How would you critique this regression?
Company: Apple
Role: Data Scientist
Category: Statistics & Math
Difficulty: easy
Interview Round: Technical Screen
You are reviewing a modeling workflow from another data scientist.
**Business context**
A website receives traffic from Google Search. Define the response variable as:
- **Y** = time spent on the website after a user arrives from Google Search, measured in seconds during that session.
There are **4 candidate predictor variables** available. Their exact definitions are not provided, so part of the task is to explain what clarifying questions you would ask before approving the analysis.
The other data scientist used the following workflow to build a **linear regression** model:
1. They observed that **Y appears approximately normally distributed**, so they decided that **ordinary least squares (OLS)** was appropriate.
2. They fit **all possible combinations of the 4 predictors**, and also included **all second-order interaction terms**.
3. They chose the model with the **best in-sample fit** as the final model.
**Question**
How would you evaluate this workflow? In your answer:
- Identify which parts of the reasoning are flawed, incomplete, or potentially misleading.
- State what assumptions actually matter for OLS and for statistical inference.
- Explain what additional questions you would ask about the data, the product setting, and the modeling goal.
- Recommend a better modeling and validation approach.
- Discuss issues such as overfitting, interaction selection, multicollinearity, heteroskedasticity, outliers, leakage, dependence across observations, and whether dwell time is even well modeled by plain linear regression.

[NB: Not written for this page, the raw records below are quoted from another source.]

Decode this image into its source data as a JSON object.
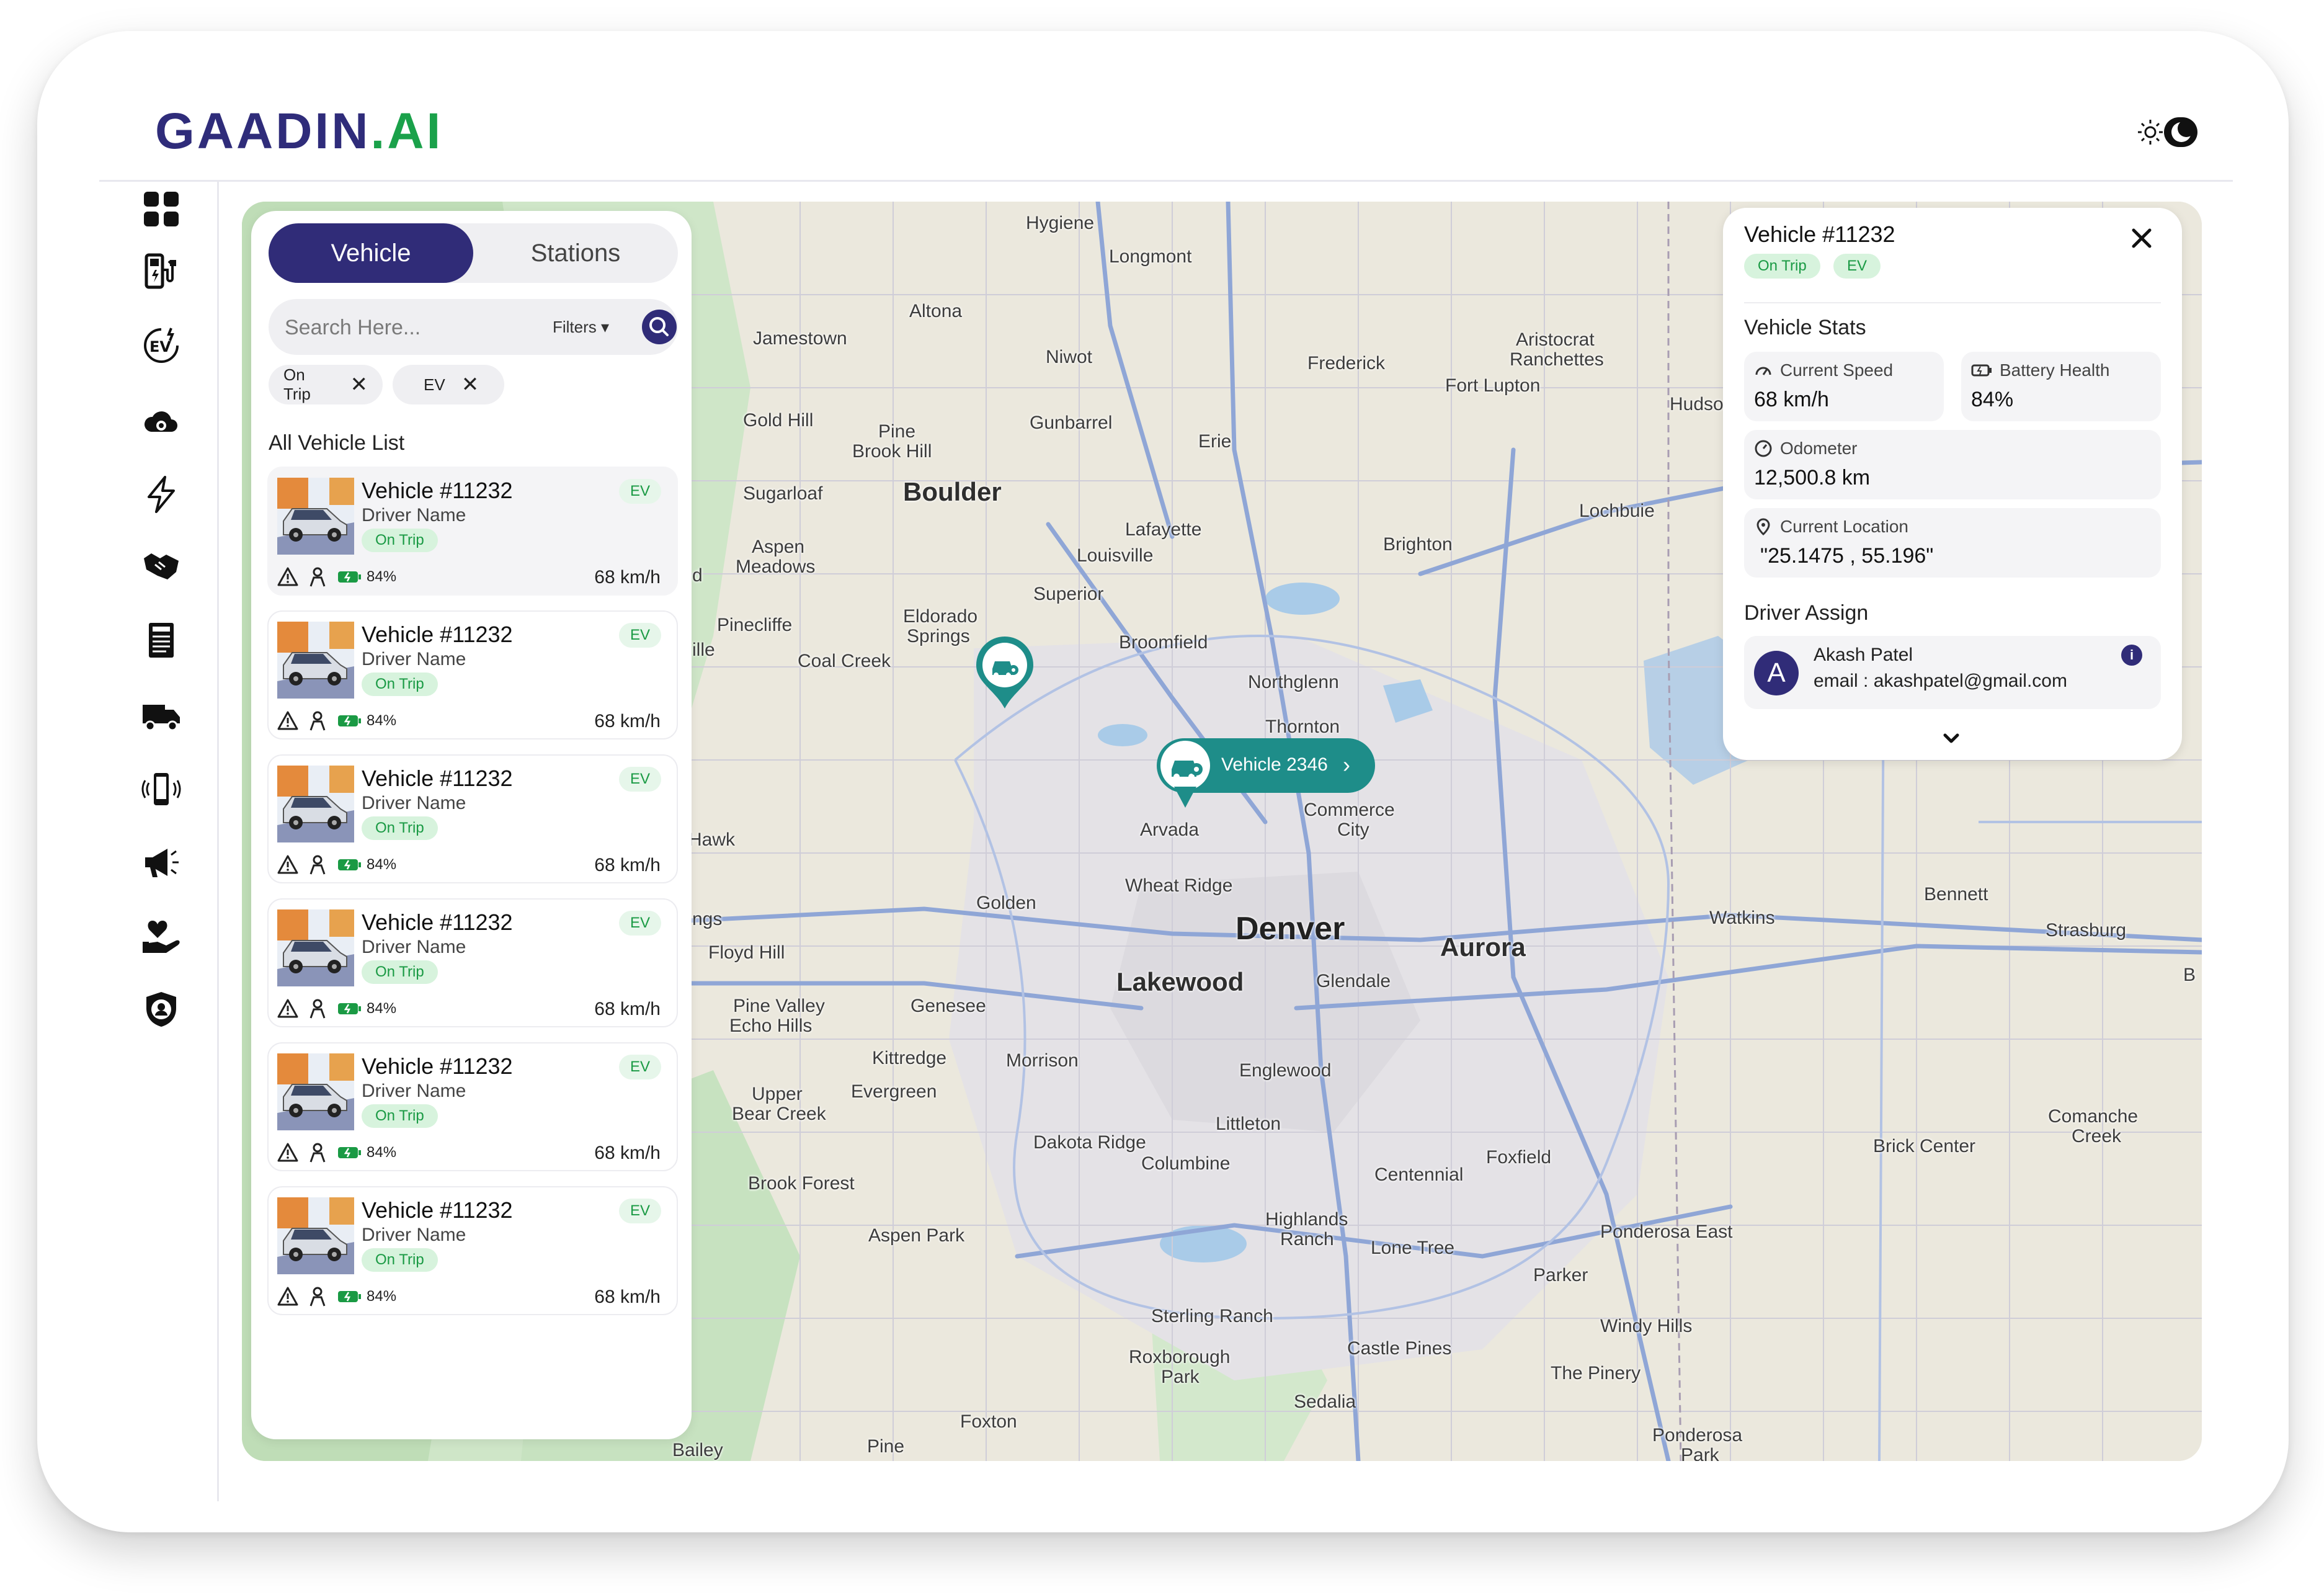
{
  "app": {
    "logo_main": "GAADIN",
    "logo_suffix": ".AI"
  },
  "sidebar": {
    "items": [
      {
        "icon": "dashboard-grid-icon"
      },
      {
        "icon": "ev-station-icon"
      },
      {
        "icon": "ev-badge-icon"
      },
      {
        "icon": "cloud-settings-icon"
      },
      {
        "icon": "lightning-icon"
      },
      {
        "icon": "handshake-icon"
      },
      {
        "icon": "report-icon"
      },
      {
        "icon": "truck-icon"
      },
      {
        "icon": "mobile-vibrate-icon"
      },
      {
        "icon": "megaphone-icon"
      },
      {
        "icon": "hand-heart-icon"
      },
      {
        "icon": "shield-user-icon"
      }
    ]
  },
  "left_panel": {
    "tabs": {
      "vehicle": "Vehicle",
      "stations": "Stations"
    },
    "search_placeholder": "Search Here...",
    "filters_label": "Filters",
    "chips": [
      {
        "label": "On Trip"
      },
      {
        "label": "EV"
      }
    ],
    "list_title": "All Vehicle List",
    "vehicles": [
      {
        "name": "Vehicle #11232",
        "driver": "Driver Name",
        "status": "On Trip",
        "type": "EV",
        "battery": "84%",
        "speed": "68 km/h"
      },
      {
        "name": "Vehicle #11232",
        "driver": "Driver Name",
        "status": "On Trip",
        "type": "EV",
        "battery": "84%",
        "speed": "68 km/h"
      },
      {
        "name": "Vehicle #11232",
        "driver": "Driver Name",
        "status": "On Trip",
        "type": "EV",
        "battery": "84%",
        "speed": "68 km/h"
      },
      {
        "name": "Vehicle #11232",
        "driver": "Driver Name",
        "status": "On Trip",
        "type": "EV",
        "battery": "84%",
        "speed": "68 km/h"
      },
      {
        "name": "Vehicle #11232",
        "driver": "Driver Name",
        "status": "On Trip",
        "type": "EV",
        "battery": "84%",
        "speed": "68 km/h"
      },
      {
        "name": "Vehicle #11232",
        "driver": "Driver Name",
        "status": "On Trip",
        "type": "EV",
        "battery": "84%",
        "speed": "68 km/h"
      }
    ]
  },
  "map": {
    "vehicle_pill": "Vehicle 2346",
    "labels": {
      "denver": "Denver",
      "aurora": "Aurora",
      "lakewood": "Lakewood",
      "boulder": "Boulder",
      "hygiene": "Hygiene",
      "longmont": "Longmont",
      "altona": "Altona",
      "jamestown": "Jamestown",
      "niwot": "Niwot",
      "frederick": "Frederick",
      "aristocrat": "Aristocrat",
      "ranchettes": "Ranchettes",
      "fort_lupton": "Fort Lupton",
      "hudson": "Hudso",
      "gold_hill": "Gold Hill",
      "pine": "Pine",
      "brook_hill": "Brook Hill",
      "gunbarrel": "Gunbarrel",
      "erie": "Erie",
      "sugarloaf": "Sugarloaf",
      "lochbuie": "Lochbuie",
      "lafayette": "Lafayette",
      "louisville": "Louisville",
      "aspen": "Aspen",
      "meadows": "Meadows",
      "brighton": "Brighton",
      "superior": "Superior",
      "pinecliffe": "Pinecliffe",
      "eldorado": "Eldorado",
      "springs": "Springs",
      "coal_creek": "Coal Creek",
      "broomfield": "Broomfield",
      "northglenn": "Northglenn",
      "thornton": "Thornton",
      "commerce": "Commerce",
      "city": "City",
      "arvada": "Arvada",
      "hawk": "Hawk",
      "golden": "Golden",
      "wheat_ridge": "Wheat Ridge",
      "bennett": "Bennett",
      "watkins": "Watkins",
      "strasburg": "Strasburg",
      "floyd_hill": "Floyd Hill",
      "glendale": "Glendale",
      "pine_valley": "Pine Valley",
      "echo_hills": "Echo Hills",
      "genesee": "Genesee",
      "kittredge": "Kittredge",
      "morrison": "Morrison",
      "englewood": "Englewood",
      "evergreen": "Evergreen",
      "upper": "Upper",
      "bear_creek": "Bear Creek",
      "littleton": "Littleton",
      "dakota_ridge": "Dakota Ridge",
      "columbine": "Columbine",
      "foxfield": "Foxfield",
      "comanche": "Comanche",
      "creek": "Creek",
      "brick_center": "Brick Center",
      "centennial": "Centennial",
      "brook_forest": "Brook Forest",
      "highlands": "Highlands",
      "ranch": "Ranch",
      "ponderosa_east": "Ponderosa East",
      "aspen_park": "Aspen Park",
      "lone_tree": "Lone Tree",
      "parker": "Parker",
      "sterling_ranch": "Sterling Ranch",
      "windy_hills": "Windy Hills",
      "castle_pines": "Castle Pines",
      "roxborough": "Roxborough",
      "park": "Park",
      "the_pinery": "The Pinery",
      "sedalia": "Sedalia",
      "foxton": "Foxton",
      "ponderosa": "Ponderosa",
      "park2": "Park",
      "bailey": "Bailey",
      "pine2": "Pine",
      "ille": "ille",
      "ngs": "ngs",
      "d": "d",
      "b": "B"
    }
  },
  "detail": {
    "title": "Vehicle #11232",
    "badges": [
      "On Trip",
      "EV"
    ],
    "stats_title": "Vehicle Stats",
    "stats": {
      "speed_label": "Current Speed",
      "speed_value": "68 km/h",
      "battery_label": "Battery Health",
      "battery_value": "84%",
      "odometer_label": "Odometer",
      "odometer_value": "12,500.8 km",
      "location_label": "Current Location",
      "location_value": "\"25.1475 , 55.196\""
    },
    "driver_title": "Driver Assign",
    "driver": {
      "initial": "A",
      "name": "Akash Patel",
      "email": "email : akashpatel@gmail.com"
    }
  },
  "colors": {
    "brand": "#302c78",
    "accent_green": "#1a9a44",
    "pill_teal": "#1e8d89"
  }
}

- If the goal is prediction, explain how you would evaluate model quality. If the goal is inference, explain how your recommendations would differ.
You may assume the sample size is not known, and that the 4 predictors could be a mix of numeric and categorical features.
Quick Answer: This question evaluates a data scientist's grasp of linear regression theory and practice, including OLS assumptions, model selection and validation, interaction effects, multicollinearity, heteroskedasticity, outliers, leakage, dependence across observations, and the distinction between prediction and causal inference.